Friday, November 11, 2016

1980 Week: The American Success Company



          Writer-director William Richert displayed tremendous promise with his first fiction feature, Winter Kills (1979), a strange conspiracy thriller boasting an incredible cast and a lush look. Although the movie has as many problems as it does virtues, the style and verve of the piece seemed to bode well for Richert’s subsequent efforts. Alas, the filmmaker’s sophomore picture repeated nearly everything that was wrong with his debut while replicating virtually nothing that was right. Originally released in 1980 as The American Success Company but now primarily available in a director-approved recut version from 1983 more succinctly titled Success, the picture follows the misadventures of Harry (Jeff Bridges), a dorky young man who secures a comfortable life by marrying beautiful but cold Sarah (Belinda Bauer), the daughter of Mr. Elliott (Ned Beatty). Mr. Elliot runs the American Success Company, a doppelganger for American Express, so even though Mr. Elliot despises Harry, he ensures that Harry gets cushy executive jobs. Tired of being a doormat for his abusive father-in-law and his withholding wife, Harry assumes a new secondary identity as “Mack,” a flashy mobster who dresses in garish clothes, speaks in the Bogart/Cagney/Robinson mode, and walks with a cane. While pretending to be “Mack,” Harry purchases regular appointments with a sophisticated hooker, Corinne (Bianca Jagger), in order to improve his lovemaking. Concurrently, he contrives a scheme to embezzle money from his employer.
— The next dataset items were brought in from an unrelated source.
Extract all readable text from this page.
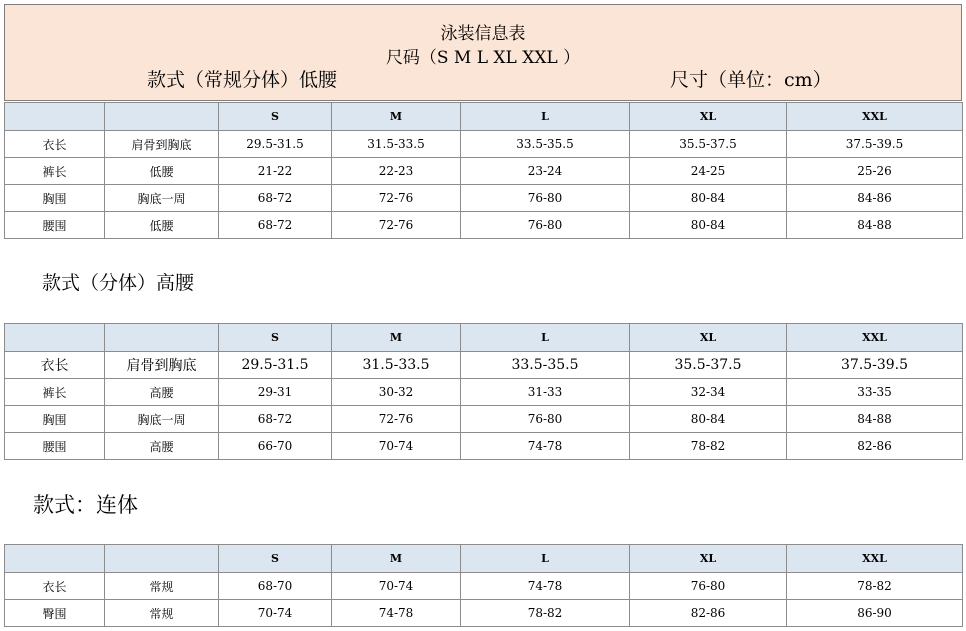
泳装信息表
尺码（S M L XL XXL ）
款式（常规分体）低腰	尺寸（单位：cm）
		S	M	L	XL	XXL
衣长	肩骨到胸底	29.5-31.5	31.5-33.5	33.5-35.5	35.5-37.5	37.5-39.5
裤长	低腰	21-22	22-23	23-24	24-25	25-26
胸围	胸底一周	68-72	72-76	76-80	80-84	84-86
腰围	低腰	68-72	72-76	76-80	80-84	84-88
款式（分体）高腰
		S	M	L	XL	XXL
衣长	肩骨到胸底	29.5-31.5	31.5-33.5	33.5-35.5	35.5-37.5	37.5-39.5
裤长	高腰	29-31	30-32	31-33	32-34	33-35
胸围	胸底一周	68-72	72-76	76-80	80-84	84-88
腰围	高腰	66-70	70-74	74-78	78-82	82-86
款式：连体
		S	M	L	XL	XXL
衣长	常规	68-70	70-74	74-78	76-80	78-82
臀围	常规	70-74	74-78	78-82	82-86	86-90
          As written by Richert and B-movie icon Larry Cohen, the script never explains Harry’s methods or motives in a satisfactory fashion, and the tone of the piece is awkward. Sometimes Richert goes for broad comedy and fails—the most effective running joke involves premature ejaculation—and sometimes Richert goes for high-minded satire, even though he misses that mark, as well. (In one scene, Harry, posing as “Mack,” proposes selling credit cards to an expanding market—little kids.) Beatty, Jagger, and John Glover give solid turns, benefiting from consistently written characterizations, but the leading performances by Bridges and Bauer are disastrous. Bridges clearly didn’t know whether he was playing a boob or a rake, and Bauer wobbles between incarnating a dolt and a shrew. Almost nothing works in The American Success Company, even with the wall-to-wall exposition of the 1983 version’s voiceover. Unsurprisingly, it took Richert years to score his next feature-directing gig, the middling teen-sex comedy A Night in the Life of Jimmy Reardon (1988). A decade after that, he helmed his last feature to date, an obscure 1998 version of The Man in the Iron Mask.